Unlike with married couples, there could be no specific person who can legally make medical decisions for you should you become incapacitated.
And if you were to die without an estate plan, your property would likely go through the probate process and potentially be awarded to a beneficiary you never would have chosen yourself. There are also tax minimization issues to consider.
Why You Need a Will
It’s critical for single people to execute a will that specifies how and to whom their assets should be distributed when they die. Certain assets can pass to your intended recipient(s) through beneficiary designations (for example, on retirement plans and insurance policies). But without a will, many types of assets will pass through the laws of intestate succession. These include real estate, financial accounts and other property.
Laws vary from state to state, but generally they provide for assets to go to a deceased person’s spouse or children. If you’re single with no children, however, these laws set out rules for distributing assets to your closest relatives, such as parents or siblings. Or, if you have no living relatives (or they can’t be found), your assets may go to the state. By preparing a will, you can ensure that your assets are distributed according to your wishes, whether it’s to family, friends or charitable organizations.
It’s a good idea to sign a durable power of attorney that appoints someone you trust to manage your investments, pay your bills, file your tax returns and otherwise make financial decisions should you become incapacitated. In most states, a court will appoint someone to make these decisions on your behalf if you have no power of attorney. Not only will you have no say in who the court appoints, but the process can be costly and time consuming.
You should also prepare a living will, a health care directive (also known as a medical power of attorney), or both to ensure that your wishes regarding medical care — particularly resuscitation and other lifesaving measures — are carried out in the event you’re incapacitated. These documents can also appoint someone you trust to make medical decisions that aren’t expressly addressed.
The laws in some states allow a spouse, children or other “surrogates” to make these decisions. But if you don’t have a suitable surrogate (or in states without such a law), medical decisions generally are left to the judgment of health care professionals or court-appointed guardians.
Minimizing Gift and Estate Taxes
When it comes to taxes, married couples have some big advantages. For example, they can opt to use their lifetime gift and estate exemptions, and to transfer an unlimited amount of property to each other without triggering immediate gift or estate tax liabilities.
For single people with substantial assets, it’s important to consider employing trusts and other estate planning techniques.

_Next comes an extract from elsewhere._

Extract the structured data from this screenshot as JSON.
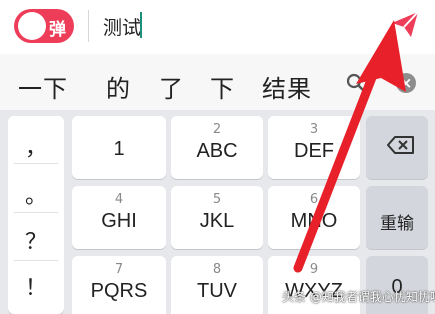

An appropriate trust, for example, can help you limit, or at least defer, gift and estate taxes while you target other goals, such as building a charitable legacy.
Life is Unpredictable
Maybe you’re young and healthy and think estate planning is something you can do later — possibly when you’re married. Don’t put it off. Life is unpredictable. With an estate plan, you can document your wishes and help ensure your assets go where you intend them to. Consult with an estate planning advisor as soon as possible.